Who is this moron?
Respectable security researchers don't encourage the creation of malware by running contests for it!
Think you have a gift for writing compact code that replicates using one of the web's most vexing classes of security vulnerabilities? Then Security researcher RSnake (aka Robert Hansen) would like to hear from you. He has set up a contest to see who can write a self-propagating cross-site scripting (XSS) worm using the fewest …
"Respectable security researchers don't encourage the creation of malware by running contests for it!" .... You can't fault the Speculative Phish though, Doc.
Although in the world of Ethical Crackers and Hackers Evolving Living Organic Networks, the bait would need to irresistible and forever gratifying....... two elements which are singularly missing.
I thought the basic idea was that one remains "unknown" as a crack hack so even the prize of bragging rights is a ego/super-ego trip wasted.
But with a Zero Day XSS Facility so easily XXXXPloitable, and with such Catastrophic Performance Potential to Critical InfraStructure Systems, one can fully understand the Panic. There is only one Practical Perfect Solution ....... Pay such a Potent Potential Attacker to Change the System which so easily Invites Attack..... for once released XSSXXXX Codes have AI Programmed and Program Led Hive Mind of their Own.
Not sure if developers care about your idea of respectable security research anymore, or to be honest if they ever did.
I must admit things like this do encourage me to get the latest books on website security though, so the industry does seem to be funding itself.
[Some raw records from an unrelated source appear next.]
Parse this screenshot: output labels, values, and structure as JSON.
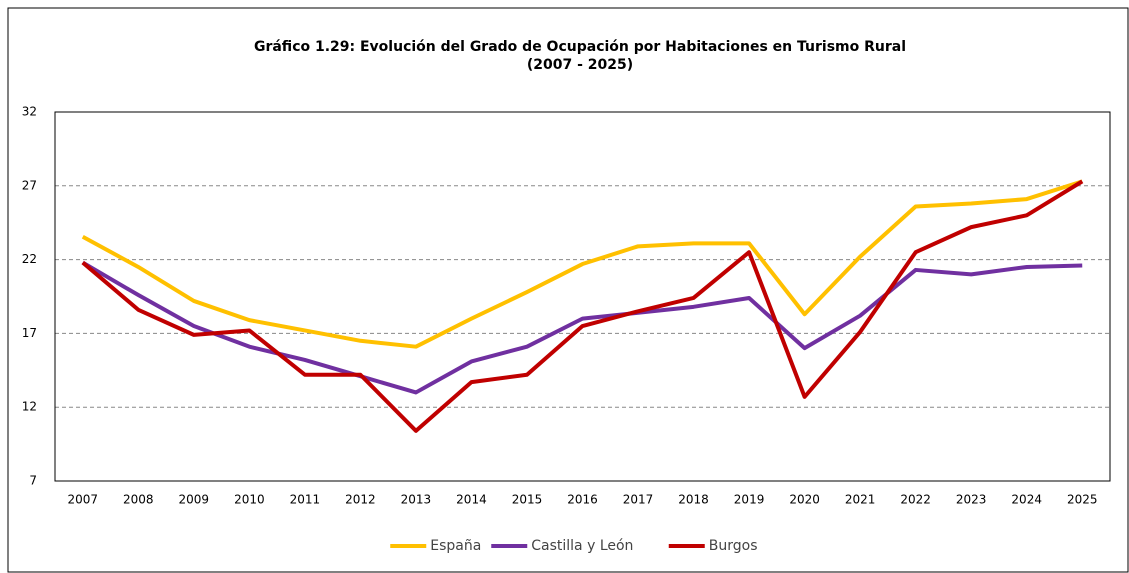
{
  "chart_data": {
    "type": "line",
    "title": "Gráfico 1.29: Evolución del Grado de Ocupación por Habitaciones en Turismo Rural",
    "subtitle": "(2007 - 2025)",
    "categories": [
      "2007",
      "2008",
      "2009",
      "2010",
      "2011",
      "2012",
      "2013",
      "2014",
      "2015",
      "2016",
      "2017",
      "2018",
      "2019",
      "2020",
      "2021",
      "2022",
      "2023",
      "2024",
      "2025"
    ],
    "series": [
      {
        "name": "España",
        "color": "#ffc000",
        "values": [
          23.55,
          21.5,
          19.2,
          17.9,
          17.2,
          16.5,
          16.1,
          18.0,
          19.8,
          21.7,
          22.9,
          23.1,
          23.1,
          18.3,
          22.2,
          25.6,
          25.8,
          26.1,
          27.3
        ]
      },
      {
        "name": "Castilla y León",
        "color": "#7030a0",
        "values": [
          21.8,
          19.6,
          17.5,
          16.1,
          15.2,
          14.1,
          13.0,
          15.1,
          16.1,
          18.0,
          18.4,
          18.8,
          19.4,
          16.0,
          18.2,
          21.3,
          21.0,
          21.5,
          21.6
        ]
      },
      {
        "name": "Burgos",
        "color": "#c00000",
        "values": [
          21.8,
          18.6,
          16.9,
          17.2,
          14.2,
          14.2,
          10.4,
          13.7,
          14.2,
          17.5,
          18.5,
          19.4,
          22.5,
          12.7,
          17.1,
          22.5,
          24.2,
          25.0,
          27.3
        ]
      }
    ],
    "ylim": [
      7,
      32
    ],
    "yticks": [
      7,
      12,
      17,
      22,
      27,
      32
    ],
    "grid": true,
    "legend": "bottom"
  }
}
The amusing thing is the search for the signature premise, https is going to knobble that a bit, forcing the check to happen at the client, and even then obfuscation is getting well known in the web field, so not quite sure of the value. And I am fairly sure the browser makers are aware of the basic signatures already, as they keep plugging the holes.
I have seen some good ideas, to increase web security, but really we need an overhaul of the entire premise that the internet as it stands is ideal for secure transactions. I would suggest that the banks and payment gateway services all invest in diverse technologies, requiring the users to download software that is bullet proof to enable transactions. It is the lack of investment in IT that is causing this problem, along with dull diatribes about reinventing wheels and standards. If there is a panacea, then diversity is its mother.
From my research, it takes about a month for someone who is familiar with IT to create a setup where they can fuzz away for vulnerabilities in browsers, then perhaps a couple of hours a day to get an exploit. If the IT industry was proactive these people would be employed in jobs that helped the IT community, instead they are just creating market demand for their skillset in the future, at considerable risk to themselves, but hey at least they are living.
Security thru diversity is a useful mantra for the IT sector. As long as IT delivers productivity at an increase of one penny more on profit over a manual system, it is a viable solution for business. Diversity requires more people to operate, maintain and develop systems, and it increases security. Sure it is more expensive, but it does make the IT sector rich. In some ways these virus writers are doing us all a favour, but hey it remains illegal in most countries. Though this goes some way to explain why IT on the whole tends to give a degree of freedom to the writers, and the number of IT vigilantes is not great, in fact there is probably more of a dislike about animated gifs than there is viruses :)
Aren't there universities to be contacted, to let the students have a competition? Perhaps he could share his knowledge with some of the tutors? Actually use his skills to train students to become security experts? Oh, I forgot: he probably isn't part of the solution that _prevents_ these sorts of mayhem, he earns a living cleaning up.
"I would suggest that the banks and payment gateway services all invest in diverse technologies, requiring the users to download software that is bullet proof to enable transactions."
Interesting idea, it would probably improve security, but I think you would also lose
most of the benefits of online banking. My first objection is that the software would probably only be available for one operating system (read microshaft windoze). Also, you'd probably only be able to access your online bank/payment service from your own computer -- even if you were allowed to install the software from your bank at work, chances are there'd be a firewall blocking your banks protocol. Finally, any software more complex than "hello world" is extremely unlikely to be truly bullet proof.